Dr. Vinokur uses another metaphor to illustrate; this time, hitting a billiard ball and returning it to its original location:
Because of the uncertainty principle, the quantum ball will never return back to the point of the origin.
Valerii M. Vinokur
That doesn’t even bring into it how much more energy it would take to actually reverse such a thing, while it was in motion.
But, thanks to quantum computing, the team was able to make a simulated particle, for lack of a better way of saying it, go back in time.
The quantum computer they used to do this is, neatly enough, available online to the public. That said, it’s not the cutting edge when it comes to quantum computers; It has a total of 5 qubits, while computers with up to 20 exist.

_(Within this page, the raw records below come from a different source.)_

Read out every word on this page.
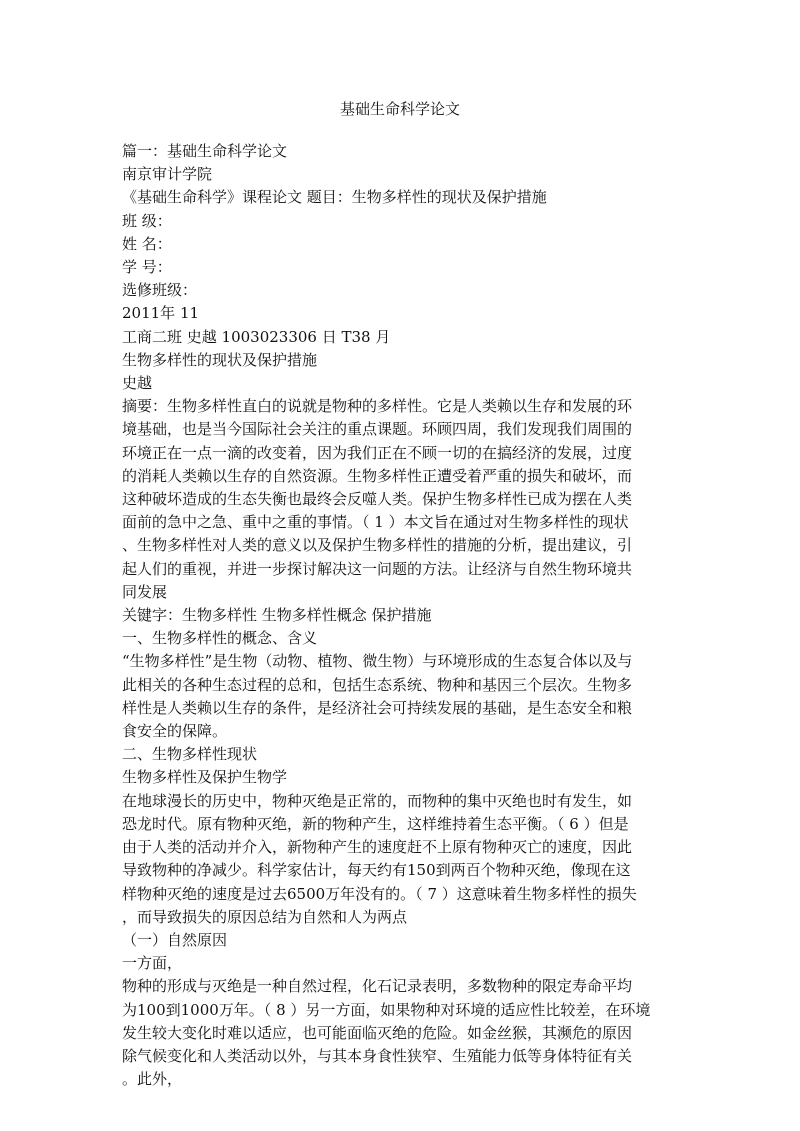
基础生命科学论文
篇一：基础生命科学论文
南京审计学院
《基础生命科学》课程论文 题目：生物多样性的现状及保护措施
班 级：
姓 名：
学 号：
选修班级：
2011年 11
工商二班 史越 1003023306 日 T38 月
生物多样性的现状及保护措施
史越
摘要：生物多样性直白的说就是物种的多样性。它是人类赖以生存和发展的环
境基础，也是当今国际社会关注的重点课题。环顾四周，我们发现我们周围的
环境正在一点一滴的改变着，因为我们正在不顾一切的在搞经济的发展，过度
的消耗人类赖以生存的自然资源。生物多样性正遭受着严重的损失和破坏，而
这种破坏造成的生态失衡也最终会反噬人类。保护生物多样性已成为摆在人类
面前的急中之急、重中之重的事情。（ 1 ）本文旨在通过对生物多样性的现状
、生物多样性对人类的意义以及保护生物多样性的措施的分析，提出建议，引
起人们的重视，并进一步探讨解决这一问题的方法。让经济与自然生物环境共
同发展
关键字：生物多样性 生物多样性概念 保护措施
一、生物多样性的概念、含义
“生物多样性”是生物（动物、植物、微生物）与环境形成的生态复合体以及与
此相关的各种生态过程的总和，包括生态系统、物种和基因三个层次。生物多
样性是人类赖以生存的条件，是经济社会可持续发展的基础，是生态安全和粮
食安全的保障。
二、生物多样性现状
生物多样性及保护生物学
在地球漫长的历史中，物种灭绝是正常的，而物种的集中灭绝也时有发生，如
恐龙时代。原有物种灭绝，新的物种产生，这样维持着生态平衡。（ 6 ）但是
由于人类的活动并介入，新物种产生的速度赶不上原有物种灭亡的速度，因此
导致物种的净减少。科学家估计，每天约有150到两百个物种灭绝，像现在这
样物种灭绝的速度是过去6500万年没有的。（ 7 ）这意味着生物多样性的损失
，而导致损失的原因总结为自然和人为两点
（一）自然原因
一方面，
物种的形成与灭绝是一种自然过程，化石记录表明，多数物种的限定寿命平均
为100到1000万年。（ 8 ）另一方面，如果物种对环境的适应性比较差，在环境
发生较大变化时难以适应，也可能面临灭绝的危险。如金丝猴，其濒危的原因
除气候变化和人类活动以外，与其本身食性狭窄、生殖能力低等身体特征有关
。此外，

There’s even Google’s 72 qubit “Bristlecone” computer.
The experiment was far more simple than the amount of jargon you’d need to know to understand it. They lined qubits up in an artificial atom, they were, as stated, entangled by “spooky action at a distance“. Which meant that whenever something happened to one qubit, it affected the measurements of the others.
They then hit them with microwave radio pulses, causing all of them to go from a simple to a complex state. After one-millionth of a second, they turned this “evolution program” off, then hit them with another pullse to prepare them for the trip back. Finally, they turned the evolution program back on, which reverted them to their original alignment, effectively de-aging them by a millionth of a second.
In graphic language, we convert spreading rings in the pond into the rings that are ready to go back to their origin.
Valerii M. Vinokur
The algorithm had about an 85% success rate with two qubits, but that dropped to around 50% with three. Mostly, that seems to be chalked up to errors with current quantum computing. That said, the team’s algorithm is, itself, proven. which means that as quantum computing moves forward, their test will be easier to test on new machines.
It does, however, leave Dr. Sam Beckett stuck somewhere in the past, possibly as a space chimp.